Jane and company search for the elusive Mammut Mausoleum, but her father ends up discovering his own final resting place. The quest sets the narrative in motion, but this is an adventure story of civilization versus ignoble savages in the guise of a white man mysteriously named Tarzan who cohabitates amid other various ethnic stereotypes. The movie is a product of its time when Hippopotamuses were feared Apex predators and black people were portrayed as either pack mules or violent pygmies. Is it racist? As Hell. Is it a feminist restructuring of patriarchal social mores, a cautionary tale of male aggression reducible to a Darwinian theorem? Fuck no. It’s patronizing to the lone female character Jane as she screams more than Tarzan's chimpish companion and becomes objectified by the titular hero’s every brutish sexual impulse.
Jane (Maureen O'Sullivan) arrives in her father’s camp as the very model of 1932 glamour, more worried about her skin than the poor guides who break their backs carrying her over-sized luggage. She genuinely seems interested in the regional culture and asks questions about their dress, language and customs. She’s inquisitive and insensitive yet not in a cruel way, just a common one. Once she’s kidnapped by the titular hero (Johnny Weissmuller) after he saves her and her companions from hungry hungry Hippos (whom they randomly slaughter for little reason while fearing a Hippopotamus stampede. I’m not sure that would be my overriding fear in crossing a dangerous river but what do I know? More people are killed by Hippos than any other land animal per annum, thanks Wiki!) the story becomes one of survival for Jane. She’s indecently assaulted by the amorous man-ape while his chimp-pal looks on in empathetic embarrassment. Now, the chimp isn’t ever named by Tarzan and is given its nomenclature seemingly at random in the third act. As the blackface pygmies shuttle Jane and her fatherly cohorts away, she sees the chimp on the shore. She screams its name with no apparent context, like she just makes it up on the spot since “There’s Tarzan’s chimpanzee companion whom I recently made acquaintance and I’m pissed because it didn’t stop the bully from groping the fuck out of me” is just a bit too long. So, she shortens that sentence to one identifier: Cheetah. Why not Chimp? Or Charley if she like alliteration? And who cuts and styles Tarzan’s hair and shaves his face and chest? The people in monkey suits that cohabitate in his treetop nirvana? But I digress.
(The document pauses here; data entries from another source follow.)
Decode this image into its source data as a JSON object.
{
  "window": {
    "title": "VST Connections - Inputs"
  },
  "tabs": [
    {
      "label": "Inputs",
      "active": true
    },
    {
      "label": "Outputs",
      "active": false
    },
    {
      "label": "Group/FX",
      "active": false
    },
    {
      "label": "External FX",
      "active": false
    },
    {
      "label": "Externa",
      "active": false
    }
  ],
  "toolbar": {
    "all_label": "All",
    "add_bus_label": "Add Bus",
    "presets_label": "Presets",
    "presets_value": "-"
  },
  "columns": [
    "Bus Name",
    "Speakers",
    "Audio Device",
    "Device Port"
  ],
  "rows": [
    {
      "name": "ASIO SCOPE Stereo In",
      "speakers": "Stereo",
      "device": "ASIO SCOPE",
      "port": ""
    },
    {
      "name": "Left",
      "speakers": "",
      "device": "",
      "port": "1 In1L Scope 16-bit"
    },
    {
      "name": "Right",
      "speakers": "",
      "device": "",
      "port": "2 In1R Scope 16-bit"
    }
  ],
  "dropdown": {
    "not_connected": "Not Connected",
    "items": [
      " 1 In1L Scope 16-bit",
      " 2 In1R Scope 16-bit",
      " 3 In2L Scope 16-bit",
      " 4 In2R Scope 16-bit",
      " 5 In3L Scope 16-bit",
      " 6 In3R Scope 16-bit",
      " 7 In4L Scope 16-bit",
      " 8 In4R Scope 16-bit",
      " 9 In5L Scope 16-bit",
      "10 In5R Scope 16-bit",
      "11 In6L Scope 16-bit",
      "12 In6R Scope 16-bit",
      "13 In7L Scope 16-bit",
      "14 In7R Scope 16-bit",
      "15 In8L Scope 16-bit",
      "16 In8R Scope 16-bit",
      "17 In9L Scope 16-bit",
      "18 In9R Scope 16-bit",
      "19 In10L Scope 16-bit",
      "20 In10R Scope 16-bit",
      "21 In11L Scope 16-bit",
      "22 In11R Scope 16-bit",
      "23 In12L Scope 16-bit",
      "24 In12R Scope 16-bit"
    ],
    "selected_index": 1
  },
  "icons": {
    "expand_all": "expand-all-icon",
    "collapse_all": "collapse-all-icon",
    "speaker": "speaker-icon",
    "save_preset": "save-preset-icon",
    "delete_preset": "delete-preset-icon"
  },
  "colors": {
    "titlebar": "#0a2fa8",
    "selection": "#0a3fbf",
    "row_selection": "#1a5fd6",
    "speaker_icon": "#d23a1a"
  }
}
The film is just a series of episodes strung together with the barest thread of the quest as narrative glue. But it’s the final act of the film when graphic violence and mayhem make the previous 70+ minutes worthwhile! Abducted by the pygmies, Jane and her entourage are caged and lynched, suspended above a pit containing a raging and engorged Sasquatch while the cheering Lollipop Guild looks on with sadistic fury. An ululating yodel announces salvation just in time as a herd of elephants tramples the village and Tarzan goes mano-a-anthropoid with the hairy giant. The fight is vicious and gory with Tarzan knifing it in the eye and slashing its throat while Cheetah is literally beaten to a pulp. They escape on a dying elephant which leads them to the fabled ivory haven and her father, mortally wounded, joins the plethora of permanent Pachyderms. But it’s a happy ending as Jane and Tarzan embrace with their hairy and newly christened companion. Shouldn't Cheetah be furious that they left him behind as dead meat in the pygmy massacre?